I am less worried about what I know, trusting the foundations of my intellect and character. I can move less robotically toward my goals, ditch the Academic Plans spreadsheet (yikes, right?) and take deviant paths.
Deviant paths: After thinking I was a failed language student in Spanish 121, I studied abroad in Beijing with no Mandarin experience and became better at Chinese than Spanish. I dated and befriended people whom I dismissed freshman year along with most of Willard, and from them, learned how much I could change. (Read: I became more fun.)
My intellectual path is not straight: I once made a State Department Careers graphic my laptop background; a year ago I was interning for Clinton and we all know how that went; I re-decide to pursue a political science Ph.D quarterly; and I am happily working in communications marketing.
I am proud of my degree and grateful for my degree, but I am not my degree. I am a person who studied political science, I hang onto what I built in Medill, and at the Center for Civic Engagement I feel like I’m in SESP. A diversity of academic interests and Northwestern community is only a fraction of the kind of complexity I’ve come to embrace. I am trying to think of how I have learned from this institution, rather than viewing myself as a product of an institution. I am holding onto people who have shaped me (in four years, and some, for four years).

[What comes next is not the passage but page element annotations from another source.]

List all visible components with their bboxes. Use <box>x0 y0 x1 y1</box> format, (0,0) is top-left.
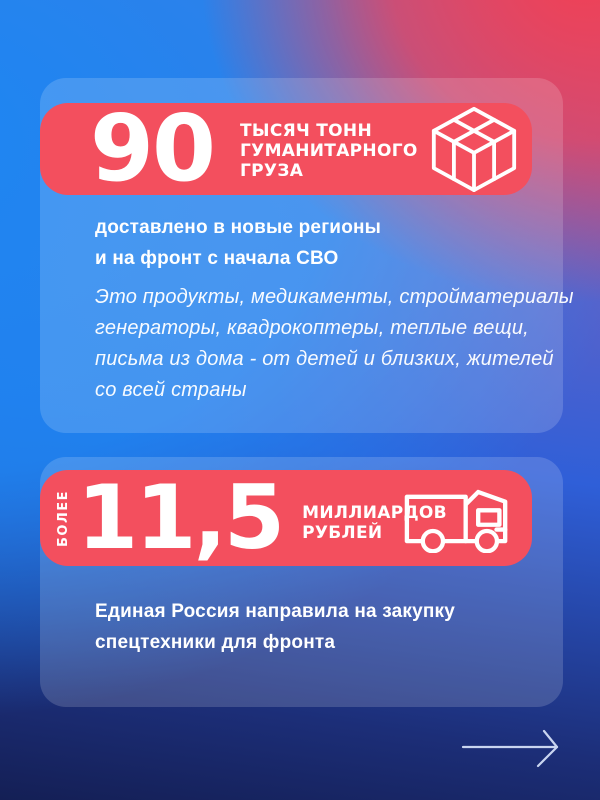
next-arrow-icon[interactable] <box>460 728 564 770</box>
stat-value-90: 90 <box>90 95 216 202</box>
stat-unit-line: ТЫСЯЧ ТОНН <box>240 121 372 141</box>
stat-unit-line: ГРУЗА <box>240 161 304 181</box>
stat-unit-rubles: МИЛЛИАРДОВ РУБЛЕЙ <box>302 503 447 543</box>
stat-banner-funding: БОЛЕЕ 11,5 МИЛЛИАРДОВ РУБЛЕЙ <box>40 470 532 566</box>
description-line: Это продукты, медикаменты, стройматериал… <box>95 286 574 308</box>
subtitle-line: доставлено в новые регионы <box>95 217 382 238</box>
stat-subtitle-humanitarian: доставлено в новые регионы и на фронт с … <box>95 212 381 274</box>
stat-unit-tons: ТЫСЯЧ ТОНН ГУМАНИТАРНОГО ГРУЗА <box>240 121 418 181</box>
subtitle-line: спецтехники для фронта <box>95 632 336 653</box>
package-box-icon <box>431 106 517 193</box>
stat-unit-line: ГУМАНИТАРНОГО <box>240 141 418 161</box>
description-line: письма из дома - от детей и близких, жит… <box>95 348 554 370</box>
stat-unit-line: МИЛЛИАРДОВ <box>302 503 447 523</box>
truck-icon <box>404 489 508 553</box>
stat-banner-humanitarian: 90 ТЫСЯЧ ТОНН ГУМАНИТАРНОГО ГРУЗА <box>40 103 532 195</box>
description-line: генераторы, квадрокоптеры, теплые вещи, <box>95 317 529 339</box>
stat-unit-line: РУБЛЕЙ <box>302 523 383 543</box>
subtitle-line: Единая Россия направила на закупку <box>95 601 456 622</box>
subtitle-line: и на фронт с начала СВО <box>95 248 339 269</box>
stat-prefix-more: БОЛЕЕ <box>56 489 71 547</box>
stat-value-11-5: 11,5 <box>77 466 285 569</box>
stat-description-humanitarian: Это продукты, медикаменты, стройматериал… <box>95 282 574 406</box>
stat-subtitle-funding: Единая Россия направила на закупку спецт… <box>95 596 455 658</box>
description-line: со всей страны <box>95 379 247 401</box>
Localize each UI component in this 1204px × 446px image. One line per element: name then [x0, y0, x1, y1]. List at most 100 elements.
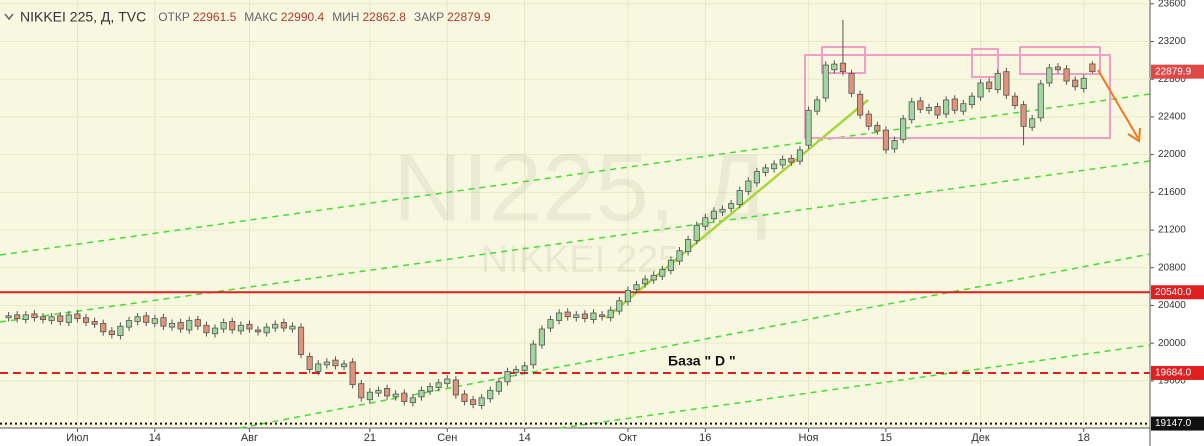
candle-body — [117, 325, 124, 337]
candle-body — [1011, 95, 1019, 106]
candle-body — [607, 309, 614, 319]
candle-body — [753, 171, 760, 184]
candle-body — [306, 355, 313, 370]
candle-body — [427, 386, 434, 392]
x-tick-label: 14 — [519, 432, 531, 444]
y-tick-label: 20400 — [1158, 300, 1186, 311]
x-tick-label: Окт — [619, 432, 638, 444]
candle-body — [392, 393, 399, 398]
candle-body — [848, 73, 855, 94]
candle-body — [736, 190, 743, 205]
axes: 19600 20000 20400 20800 21200 21600 22000 22400… — [66, 0, 1204, 444]
x-tick-label: Дек — [971, 432, 990, 444]
y-tick-label: 22000 — [1158, 149, 1186, 160]
price-label-box — [1151, 416, 1204, 431]
candle-body — [796, 149, 803, 162]
candle-body — [340, 363, 348, 368]
candle-body — [788, 157, 795, 163]
x-tick-label: 18 — [1078, 432, 1090, 444]
candle-body — [349, 361, 356, 386]
price-label: 19147.0 — [1155, 418, 1192, 429]
candle-body — [814, 99, 821, 112]
x-tick-label: 16 — [699, 432, 711, 444]
candle-body — [513, 369, 520, 373]
header-text: NIKKEI 225, Д, TVC — [20, 9, 146, 25]
y-tick-label: 23600 — [1158, 0, 1186, 9]
candle-body — [487, 389, 494, 400]
collapse-icon[interactable] — [4, 13, 14, 21]
candle-body — [177, 322, 184, 330]
candle-body — [1020, 104, 1027, 127]
x-tick-label: 21 — [364, 432, 376, 444]
candle-body — [444, 378, 451, 385]
header-text: 22862.8 — [362, 10, 406, 24]
x-tick-label: Сен — [437, 432, 457, 444]
candle-body — [616, 300, 623, 312]
candle-body — [143, 315, 150, 323]
header-text: МАКС — [244, 10, 278, 24]
candle-body — [31, 313, 38, 319]
annotation: База " D " — [668, 353, 736, 369]
candle-body — [685, 239, 692, 253]
candle-body — [530, 343, 537, 366]
candle-body — [650, 274, 657, 281]
x-tick-label: Авг — [241, 432, 258, 444]
candle-body — [805, 109, 812, 146]
y-tick-label: 21200 — [1158, 225, 1186, 236]
candle-body — [134, 316, 141, 322]
time-axis-background — [0, 428, 1150, 446]
candle-body — [624, 289, 631, 303]
last-price-label: 22879.9 — [1155, 66, 1192, 77]
candle-body — [857, 93, 864, 116]
candle-body — [994, 73, 1001, 90]
candle-body — [401, 392, 408, 403]
candle-body — [745, 180, 752, 192]
candle-body — [900, 118, 907, 140]
candle-body — [960, 103, 967, 112]
price-label-box — [1151, 285, 1204, 300]
candle-body — [977, 82, 984, 98]
candle-body — [82, 317, 90, 323]
candle-body — [831, 63, 838, 71]
candle-body — [383, 388, 391, 397]
top-box — [971, 48, 999, 78]
candle-body — [358, 383, 365, 399]
candle-body — [943, 99, 950, 115]
candle-body — [822, 64, 829, 99]
candle-body — [280, 322, 287, 329]
header-text: МИН — [332, 10, 359, 24]
arrow — [1097, 69, 1139, 139]
candle-body — [461, 393, 468, 403]
price-label-box — [1151, 365, 1204, 380]
candle-body — [882, 129, 890, 151]
candle-body — [771, 163, 778, 170]
candle-body — [409, 397, 416, 403]
candle-body — [1080, 77, 1087, 90]
candle-body — [1089, 63, 1096, 73]
candle-body — [504, 371, 511, 383]
candle-body — [5, 315, 12, 319]
candle-body — [452, 379, 459, 396]
grid — [0, 0, 1150, 428]
candle-body — [39, 316, 47, 320]
candle-body — [470, 399, 477, 405]
candle-body — [203, 324, 210, 334]
candle-body — [160, 317, 167, 327]
candle-body — [48, 316, 55, 321]
candle-body — [366, 391, 373, 401]
candle-body — [22, 314, 29, 320]
candle-body — [495, 381, 502, 392]
trend-line — [605, 99, 869, 319]
candle-body — [564, 311, 571, 318]
y-tick-label: 19600 — [1158, 376, 1186, 387]
candle-body — [375, 389, 382, 394]
candle-body — [642, 278, 649, 285]
candle-body — [263, 326, 270, 334]
price-label: 20540.0 — [1155, 287, 1192, 298]
y-tick-label: 23200 — [1158, 36, 1186, 47]
candle-body — [272, 323, 279, 329]
candle-body — [891, 140, 898, 150]
candle-body — [865, 113, 872, 127]
header-text: 22990.4 — [281, 10, 325, 24]
candle-body — [108, 330, 115, 336]
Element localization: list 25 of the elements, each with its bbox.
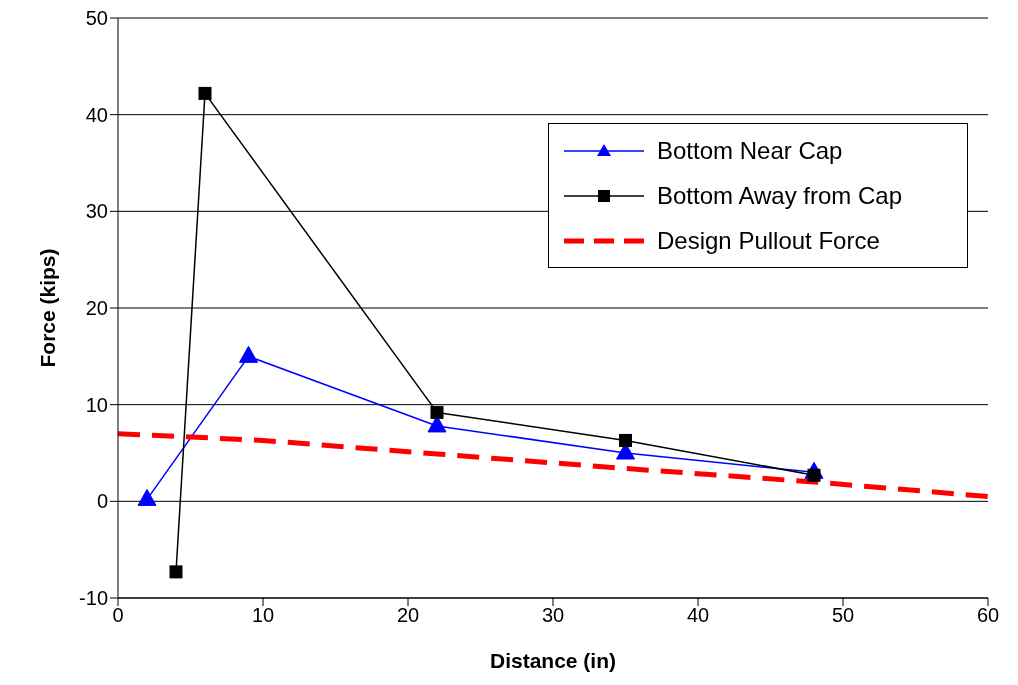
- y-tick-label: 30: [85, 200, 108, 223]
- y-axis-title: Force (kips): [36, 248, 60, 368]
- x-tick-label: 50: [831, 604, 855, 627]
- x-tick-label: 10: [251, 604, 275, 627]
- point: [239, 345, 258, 363]
- legend-label: Bottom Away from Cap: [657, 181, 902, 210]
- x-axis-title: Distance (in): [489, 649, 617, 672]
- point: [137, 488, 157, 506]
- point: [169, 565, 183, 579]
- x-tick-label: 0: [112, 604, 124, 627]
- x-tick-label: 20: [396, 604, 420, 627]
- y-tick-label: 40: [85, 103, 108, 126]
- point: [619, 433, 632, 447]
- legend-label: Bottom Near Cap: [657, 136, 843, 165]
- y-tick-label: 20: [85, 297, 108, 320]
- x-tick-label: 60: [976, 604, 1000, 627]
- x-tick-label: 30: [541, 604, 565, 627]
- legend-label: Design Pullout Force: [657, 226, 880, 255]
- y-tick-label: 10: [85, 393, 108, 416]
- y-tick-label: 50: [85, 7, 108, 30]
- point: [430, 405, 444, 419]
- y-tick-label: -10: [79, 587, 108, 610]
- point: [198, 86, 212, 100]
- x-tick-label: 40: [686, 604, 710, 627]
- y-tick-label: 0: [96, 490, 108, 513]
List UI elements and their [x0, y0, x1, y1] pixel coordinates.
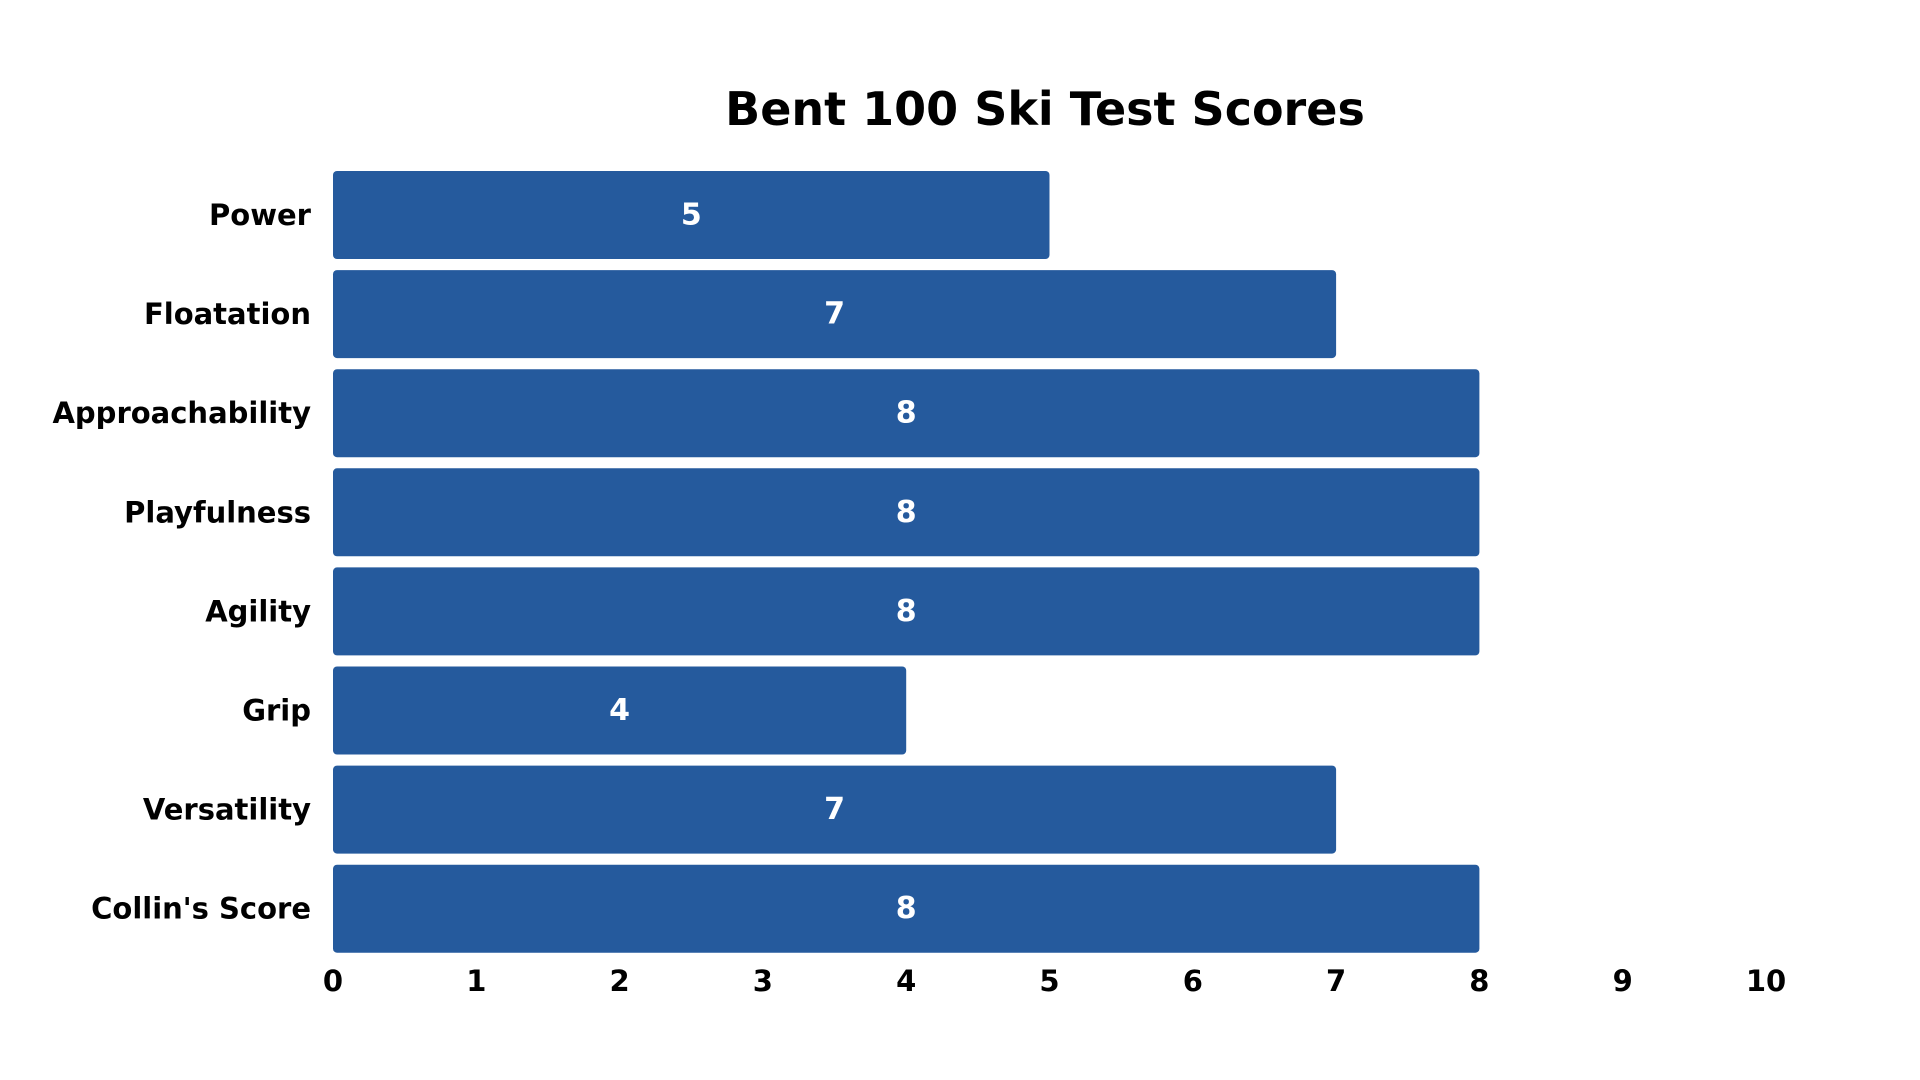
x-tick-label-3: 3: [753, 964, 773, 998]
value-label-playfulness: 8: [896, 495, 917, 530]
x-tick-label-6: 6: [1183, 964, 1203, 998]
bar-playfulness: [333, 468, 1480, 557]
x-tick-label-2: 2: [610, 964, 630, 998]
bar-grip: [333, 666, 907, 755]
x-tick-label-7: 7: [1326, 964, 1346, 998]
value-label-grip: 4: [609, 693, 630, 728]
category-label-floatation: Floatation: [144, 297, 311, 331]
bar-agility: [333, 567, 1480, 656]
bar-floatation: [333, 270, 1337, 359]
bar-approachability: [333, 369, 1480, 458]
value-label-collin-s-score: 8: [896, 891, 917, 926]
category-label-power: Power: [209, 198, 312, 232]
category-labels-group: Power Floatation Approachability Playfulnes…: [52, 198, 311, 926]
value-labels-group: 5 7 8 8 8 4 7 8: [609, 198, 916, 927]
value-label-versatility: 7: [824, 792, 845, 827]
x-axis-ticks-group: 0 1 2 3 4 5 6 7 8 9 10: [323, 964, 1786, 998]
x-tick-label-5: 5: [1039, 964, 1059, 998]
bars-group: [333, 171, 1480, 953]
value-label-agility: 8: [896, 594, 917, 629]
bar-collin-s-score: [333, 864, 1480, 953]
value-label-approachability: 8: [896, 396, 917, 431]
x-tick-label-10: 10: [1746, 964, 1786, 998]
x-tick-label-8: 8: [1469, 964, 1489, 998]
bar-versatility: [333, 765, 1337, 854]
x-tick-label-1: 1: [466, 964, 486, 998]
x-tick-label-4: 4: [896, 964, 916, 998]
category-label-approachability: Approachability: [52, 396, 311, 430]
category-label-grip: Grip: [242, 694, 311, 728]
chart-title: Bent 100 Ski Test Scores: [725, 82, 1365, 136]
category-label-playfulness: Playfulness: [124, 495, 311, 529]
category-label-versatility: Versatility: [143, 793, 311, 827]
value-label-power: 5: [681, 198, 702, 233]
bar-power: [333, 171, 1050, 259]
category-label-collin-s-score: Collin's Score: [91, 892, 311, 926]
value-label-floatation: 7: [824, 297, 845, 332]
category-label-agility: Agility: [205, 594, 311, 628]
x-tick-label-9: 9: [1613, 964, 1633, 998]
x-tick-label-0: 0: [323, 964, 343, 998]
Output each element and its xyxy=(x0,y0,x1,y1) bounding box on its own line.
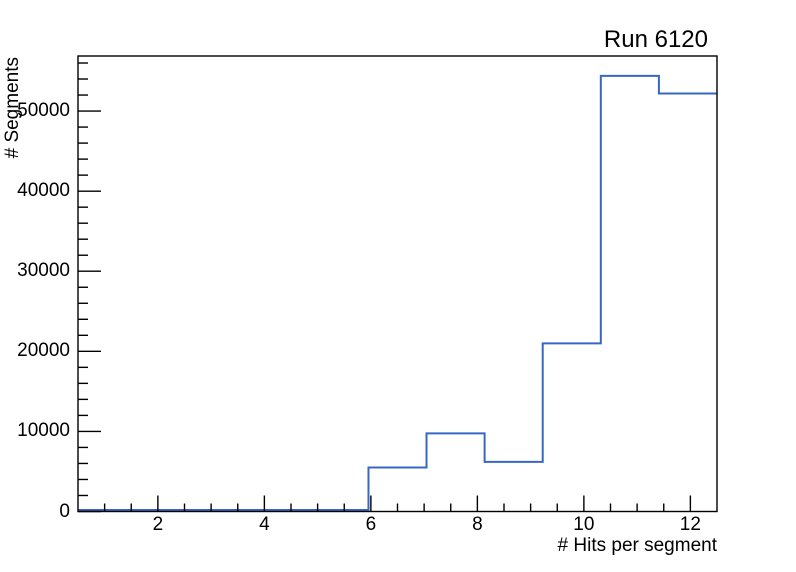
x-tick-label: 2 xyxy=(152,514,164,535)
y-tick-label: 0 xyxy=(59,500,70,522)
x-tick-label: 4 xyxy=(259,514,270,535)
x-tick-label: 6 xyxy=(365,514,377,535)
plot-frame xyxy=(77,55,718,513)
plot-title: Run 6120 xyxy=(603,26,708,53)
x-axis-title: # Hits per segment xyxy=(557,535,717,556)
y-tick-label: 10000 xyxy=(17,420,70,442)
y-tick-label: 30000 xyxy=(17,260,70,282)
x-tick-label: 10 xyxy=(573,514,595,535)
x-tick-label: 8 xyxy=(472,514,483,535)
histogram-step-line xyxy=(78,74,717,511)
y-tick-label: 40000 xyxy=(17,180,70,202)
y-tick-label: 20000 xyxy=(17,340,70,362)
y-tick-label: 50000 xyxy=(17,100,70,122)
x-tick-label: 12 xyxy=(679,514,701,535)
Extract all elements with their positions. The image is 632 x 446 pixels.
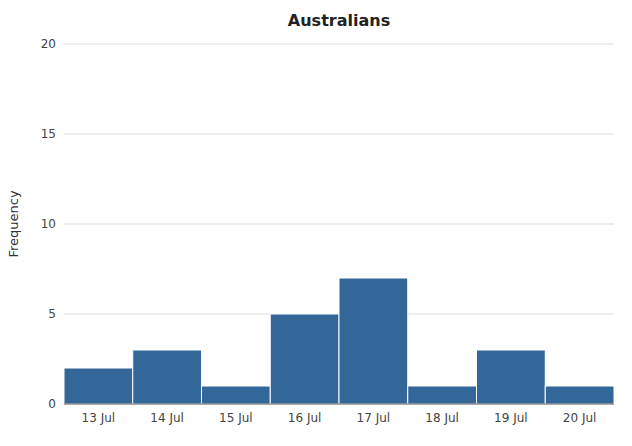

Northwestern’s communities and courses have shaped me, in Northwestern directions, if you will. But I disagree with the narrative of graduation as one reflecting on my university; I am instead reflecting on what these four years of my life mean. I am framing commencement as the graduation from a chapter in my life. I am honoring the complicated process of shedding skins of childhood. While celebrating academic honors and the beginning of my career, I hope to move not methodically through ceremonies (is Thursday Deuce part of the ceremony?), but instead think about how I have changed beneath my gown, and how I want to continue to do so.